Marika Krajniewska, lat 35, scenarzystka i reżyserka

Bardzo chciałabym mieć ulubionego pornosa, do którego mogłabym wracać w intymnych chwilach. Niestety. Wszystkie filmy, na które trafiałam w internecie, szukając na chybił trafił, bądź w telewizji na kanałach dla dorosłych, są dla mnie takie same. Podnieca mnie bliskość, ale jest jej jak na lekarstwo, dlatego szybko się nudzę. Porno mnie nie uwodzi. Ciało reaguje odpowiednio, jednak umysł domaga się prawdy, aby pełniej poczuć to, co dzieje się na ekranie. W rezultacie ręka zamiast w kierunku partnera, wędruje w stronę pilota, aby wcisnąć „stop”. Utożsamić się z bohaterką - to chyba największe oczekiwanie, którego nie spełnia klasyczne porno.

Zgadzam się z Eriką Lust – określa ona je jako „samo zło” i szuka rozwiązań, które zaspokoją potrzeby kobiet sięgających po taki rodzaj kina. Stawia na autentyczność i emocje. Na coś, co przyniesie nam pozytywne odczucia, a nie zadowoli tylko męską część widowni. Jej obraz, który najbardziej doceniam, to dokumentalny „Barcelona Sex Project”, intymny portret trzech par (5 proc. wpływów z tego filmu jest przeznaczonych na rzecz Coalition Against Trafficking in Women, pozarządowej organizacji walczącej z handlem kobietami – przyp. red).

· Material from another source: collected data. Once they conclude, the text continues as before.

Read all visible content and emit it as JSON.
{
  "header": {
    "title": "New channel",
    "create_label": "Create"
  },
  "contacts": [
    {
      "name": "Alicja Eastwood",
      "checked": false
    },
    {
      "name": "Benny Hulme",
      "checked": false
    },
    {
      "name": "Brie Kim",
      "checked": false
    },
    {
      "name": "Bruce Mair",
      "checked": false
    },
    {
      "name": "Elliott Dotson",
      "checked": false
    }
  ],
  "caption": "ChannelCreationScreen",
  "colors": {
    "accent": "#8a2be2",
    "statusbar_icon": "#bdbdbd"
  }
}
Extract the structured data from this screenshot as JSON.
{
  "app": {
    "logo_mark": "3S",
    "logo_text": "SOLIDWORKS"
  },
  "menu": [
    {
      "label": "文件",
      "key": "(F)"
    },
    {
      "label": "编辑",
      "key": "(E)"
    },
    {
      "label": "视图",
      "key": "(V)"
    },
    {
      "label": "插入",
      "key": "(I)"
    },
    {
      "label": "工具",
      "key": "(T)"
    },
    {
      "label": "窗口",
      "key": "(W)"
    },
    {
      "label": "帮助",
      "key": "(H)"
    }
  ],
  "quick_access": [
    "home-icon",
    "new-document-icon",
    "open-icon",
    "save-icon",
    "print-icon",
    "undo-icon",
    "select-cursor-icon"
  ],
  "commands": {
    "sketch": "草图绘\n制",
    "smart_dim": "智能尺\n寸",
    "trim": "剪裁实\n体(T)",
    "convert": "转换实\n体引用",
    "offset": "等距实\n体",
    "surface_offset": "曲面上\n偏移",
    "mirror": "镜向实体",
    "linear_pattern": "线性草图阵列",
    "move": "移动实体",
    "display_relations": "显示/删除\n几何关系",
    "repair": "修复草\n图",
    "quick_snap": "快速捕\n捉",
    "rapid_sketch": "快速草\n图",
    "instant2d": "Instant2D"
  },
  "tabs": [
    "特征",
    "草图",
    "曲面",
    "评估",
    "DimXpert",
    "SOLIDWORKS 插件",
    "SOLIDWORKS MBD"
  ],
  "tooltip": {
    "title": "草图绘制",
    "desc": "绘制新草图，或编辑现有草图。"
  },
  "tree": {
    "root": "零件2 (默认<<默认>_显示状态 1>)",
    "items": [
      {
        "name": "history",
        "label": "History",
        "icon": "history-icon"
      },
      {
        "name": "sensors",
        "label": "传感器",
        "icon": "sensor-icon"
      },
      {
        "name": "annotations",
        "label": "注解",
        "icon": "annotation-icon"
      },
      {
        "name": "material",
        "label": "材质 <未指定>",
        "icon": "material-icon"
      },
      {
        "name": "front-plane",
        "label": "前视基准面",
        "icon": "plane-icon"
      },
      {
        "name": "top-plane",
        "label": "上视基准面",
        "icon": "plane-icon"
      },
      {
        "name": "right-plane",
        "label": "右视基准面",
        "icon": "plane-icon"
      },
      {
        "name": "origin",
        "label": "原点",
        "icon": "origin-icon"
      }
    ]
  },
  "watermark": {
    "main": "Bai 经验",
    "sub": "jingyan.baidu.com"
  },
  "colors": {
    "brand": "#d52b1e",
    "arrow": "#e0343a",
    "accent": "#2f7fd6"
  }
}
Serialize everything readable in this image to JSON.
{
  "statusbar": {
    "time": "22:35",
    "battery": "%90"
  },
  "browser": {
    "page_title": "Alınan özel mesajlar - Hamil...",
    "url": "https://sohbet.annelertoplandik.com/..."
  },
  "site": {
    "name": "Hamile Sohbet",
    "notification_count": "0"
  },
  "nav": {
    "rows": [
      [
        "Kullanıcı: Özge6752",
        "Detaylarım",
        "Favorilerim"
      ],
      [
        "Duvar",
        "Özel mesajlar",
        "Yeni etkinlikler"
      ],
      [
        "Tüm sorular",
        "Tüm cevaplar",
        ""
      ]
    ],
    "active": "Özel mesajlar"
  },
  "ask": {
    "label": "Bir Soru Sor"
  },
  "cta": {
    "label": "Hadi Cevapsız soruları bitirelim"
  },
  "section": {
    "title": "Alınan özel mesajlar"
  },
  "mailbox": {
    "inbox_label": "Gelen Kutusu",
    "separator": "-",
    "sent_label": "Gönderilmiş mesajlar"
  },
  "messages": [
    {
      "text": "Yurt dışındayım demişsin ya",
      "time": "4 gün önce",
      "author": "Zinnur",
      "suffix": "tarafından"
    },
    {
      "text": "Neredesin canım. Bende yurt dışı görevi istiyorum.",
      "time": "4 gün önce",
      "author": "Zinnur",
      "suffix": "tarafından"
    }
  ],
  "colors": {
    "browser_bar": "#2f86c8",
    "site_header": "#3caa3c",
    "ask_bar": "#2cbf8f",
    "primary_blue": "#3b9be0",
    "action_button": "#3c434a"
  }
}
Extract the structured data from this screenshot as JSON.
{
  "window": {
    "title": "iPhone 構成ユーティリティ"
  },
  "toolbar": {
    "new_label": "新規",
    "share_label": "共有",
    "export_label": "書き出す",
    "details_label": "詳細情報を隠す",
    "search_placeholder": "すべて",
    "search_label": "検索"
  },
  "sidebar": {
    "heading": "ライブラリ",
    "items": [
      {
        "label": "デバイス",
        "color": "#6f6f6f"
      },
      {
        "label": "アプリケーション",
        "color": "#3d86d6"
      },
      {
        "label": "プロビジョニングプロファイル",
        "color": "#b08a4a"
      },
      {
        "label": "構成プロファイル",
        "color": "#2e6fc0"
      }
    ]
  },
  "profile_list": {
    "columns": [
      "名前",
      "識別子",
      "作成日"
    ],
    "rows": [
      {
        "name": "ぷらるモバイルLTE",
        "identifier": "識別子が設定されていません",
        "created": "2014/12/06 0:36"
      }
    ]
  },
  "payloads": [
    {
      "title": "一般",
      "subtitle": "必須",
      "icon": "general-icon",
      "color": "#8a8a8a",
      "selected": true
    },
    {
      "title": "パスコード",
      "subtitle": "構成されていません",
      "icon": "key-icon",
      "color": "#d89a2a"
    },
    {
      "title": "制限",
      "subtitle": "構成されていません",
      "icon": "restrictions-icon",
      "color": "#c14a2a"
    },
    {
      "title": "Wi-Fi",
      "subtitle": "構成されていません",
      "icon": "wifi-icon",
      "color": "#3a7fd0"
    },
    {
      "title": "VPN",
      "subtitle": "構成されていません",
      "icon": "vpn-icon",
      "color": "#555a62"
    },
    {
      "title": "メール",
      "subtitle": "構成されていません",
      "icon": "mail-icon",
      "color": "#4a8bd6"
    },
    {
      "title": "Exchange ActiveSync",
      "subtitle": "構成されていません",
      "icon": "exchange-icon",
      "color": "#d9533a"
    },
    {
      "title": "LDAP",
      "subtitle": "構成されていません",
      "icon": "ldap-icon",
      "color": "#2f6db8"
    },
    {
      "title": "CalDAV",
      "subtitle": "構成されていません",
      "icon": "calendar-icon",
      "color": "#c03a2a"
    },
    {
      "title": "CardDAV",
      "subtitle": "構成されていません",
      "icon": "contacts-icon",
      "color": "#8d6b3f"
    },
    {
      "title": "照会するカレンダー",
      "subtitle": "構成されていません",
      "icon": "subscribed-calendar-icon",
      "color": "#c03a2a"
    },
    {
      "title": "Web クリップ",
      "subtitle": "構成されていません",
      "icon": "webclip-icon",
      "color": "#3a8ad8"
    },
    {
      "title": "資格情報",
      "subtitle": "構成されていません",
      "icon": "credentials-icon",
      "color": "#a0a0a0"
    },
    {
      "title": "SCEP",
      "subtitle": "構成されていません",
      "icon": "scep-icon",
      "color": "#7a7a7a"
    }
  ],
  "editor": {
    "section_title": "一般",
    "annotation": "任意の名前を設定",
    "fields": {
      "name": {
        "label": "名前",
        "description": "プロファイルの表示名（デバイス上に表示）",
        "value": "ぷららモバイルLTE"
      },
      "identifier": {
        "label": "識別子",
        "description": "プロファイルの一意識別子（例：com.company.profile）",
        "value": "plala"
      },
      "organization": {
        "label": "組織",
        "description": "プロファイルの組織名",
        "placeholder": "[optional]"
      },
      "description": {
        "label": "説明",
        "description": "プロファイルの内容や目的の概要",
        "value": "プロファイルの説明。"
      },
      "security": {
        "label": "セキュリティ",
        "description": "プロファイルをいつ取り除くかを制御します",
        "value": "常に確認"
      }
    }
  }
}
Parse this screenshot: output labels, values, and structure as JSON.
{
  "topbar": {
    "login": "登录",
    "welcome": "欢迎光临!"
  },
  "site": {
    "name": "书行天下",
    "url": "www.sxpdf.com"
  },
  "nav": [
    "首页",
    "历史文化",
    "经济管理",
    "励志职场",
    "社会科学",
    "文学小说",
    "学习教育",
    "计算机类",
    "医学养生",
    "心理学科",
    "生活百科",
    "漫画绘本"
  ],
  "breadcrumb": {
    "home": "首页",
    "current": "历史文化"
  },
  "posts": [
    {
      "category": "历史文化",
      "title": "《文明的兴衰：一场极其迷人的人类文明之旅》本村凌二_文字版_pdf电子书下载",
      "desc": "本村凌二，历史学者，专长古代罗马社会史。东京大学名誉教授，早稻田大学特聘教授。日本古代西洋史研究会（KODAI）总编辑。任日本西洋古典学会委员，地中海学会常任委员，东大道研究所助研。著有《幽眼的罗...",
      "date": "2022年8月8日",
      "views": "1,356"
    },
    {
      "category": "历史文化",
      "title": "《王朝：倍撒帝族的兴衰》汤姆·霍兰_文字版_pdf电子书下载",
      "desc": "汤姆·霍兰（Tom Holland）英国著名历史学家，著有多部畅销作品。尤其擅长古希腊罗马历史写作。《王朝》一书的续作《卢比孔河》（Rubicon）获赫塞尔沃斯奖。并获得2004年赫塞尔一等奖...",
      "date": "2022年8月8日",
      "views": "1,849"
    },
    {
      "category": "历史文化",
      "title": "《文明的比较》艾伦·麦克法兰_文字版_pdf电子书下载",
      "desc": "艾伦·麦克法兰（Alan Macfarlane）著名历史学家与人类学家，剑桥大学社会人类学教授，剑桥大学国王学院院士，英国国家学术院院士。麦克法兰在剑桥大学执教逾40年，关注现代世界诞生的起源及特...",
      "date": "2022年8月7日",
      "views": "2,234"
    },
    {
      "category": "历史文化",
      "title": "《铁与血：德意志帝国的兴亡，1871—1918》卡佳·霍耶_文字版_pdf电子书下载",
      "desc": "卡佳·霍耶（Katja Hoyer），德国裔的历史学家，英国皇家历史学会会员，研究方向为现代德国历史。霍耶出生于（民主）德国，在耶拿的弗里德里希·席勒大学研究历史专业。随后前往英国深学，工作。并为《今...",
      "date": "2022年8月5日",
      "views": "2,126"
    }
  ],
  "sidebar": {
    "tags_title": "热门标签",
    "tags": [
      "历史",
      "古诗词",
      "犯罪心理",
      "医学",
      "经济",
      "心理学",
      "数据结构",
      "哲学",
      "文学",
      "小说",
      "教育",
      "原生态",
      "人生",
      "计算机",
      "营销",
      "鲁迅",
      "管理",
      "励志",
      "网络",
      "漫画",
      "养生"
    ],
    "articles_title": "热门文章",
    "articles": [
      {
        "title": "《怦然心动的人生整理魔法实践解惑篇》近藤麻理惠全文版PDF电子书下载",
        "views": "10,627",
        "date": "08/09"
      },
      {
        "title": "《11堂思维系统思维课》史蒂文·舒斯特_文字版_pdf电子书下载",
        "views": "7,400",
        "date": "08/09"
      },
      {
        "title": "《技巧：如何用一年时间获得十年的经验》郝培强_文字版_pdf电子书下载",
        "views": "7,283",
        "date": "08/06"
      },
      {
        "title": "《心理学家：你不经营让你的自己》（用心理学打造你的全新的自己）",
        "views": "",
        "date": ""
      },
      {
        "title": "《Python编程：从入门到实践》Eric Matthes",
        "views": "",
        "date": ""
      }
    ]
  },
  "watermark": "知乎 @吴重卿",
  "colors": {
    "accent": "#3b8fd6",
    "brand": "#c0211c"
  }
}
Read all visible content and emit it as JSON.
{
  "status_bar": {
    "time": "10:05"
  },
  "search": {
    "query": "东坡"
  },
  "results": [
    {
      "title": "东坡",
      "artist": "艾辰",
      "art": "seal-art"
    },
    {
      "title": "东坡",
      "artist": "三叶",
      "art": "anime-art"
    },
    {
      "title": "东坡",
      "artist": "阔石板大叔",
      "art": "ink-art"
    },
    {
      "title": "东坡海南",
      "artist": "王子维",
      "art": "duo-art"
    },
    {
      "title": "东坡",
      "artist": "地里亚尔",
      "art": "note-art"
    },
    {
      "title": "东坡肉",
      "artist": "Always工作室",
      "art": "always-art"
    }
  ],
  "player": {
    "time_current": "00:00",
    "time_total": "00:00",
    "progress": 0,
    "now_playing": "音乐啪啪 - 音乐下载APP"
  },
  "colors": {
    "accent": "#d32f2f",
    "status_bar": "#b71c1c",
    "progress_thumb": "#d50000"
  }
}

Moim marzeniem jest również realizacja takiego filmu, na który widz, niezależnie od płci, zareaguje emocjonalnie, podnieceniem, właśnie dzięki temu, że utożsami się z bohaterem lub bohaterką. Wyobrazi sobie ich zapach, na własnej skórze odczuje namiętność, odkryje kobiecość bohaterki i zapragnie męskości jej kochanka. Powszechnie produkowane filmy porno są dla mnie jak ochłapy. I szczerze mówiąc, uważam, że jestem warta więcej.

Tak: Bliskość, autentyczność, emocje.

Nie: Nuda, brak filmowych umiejętność twórców.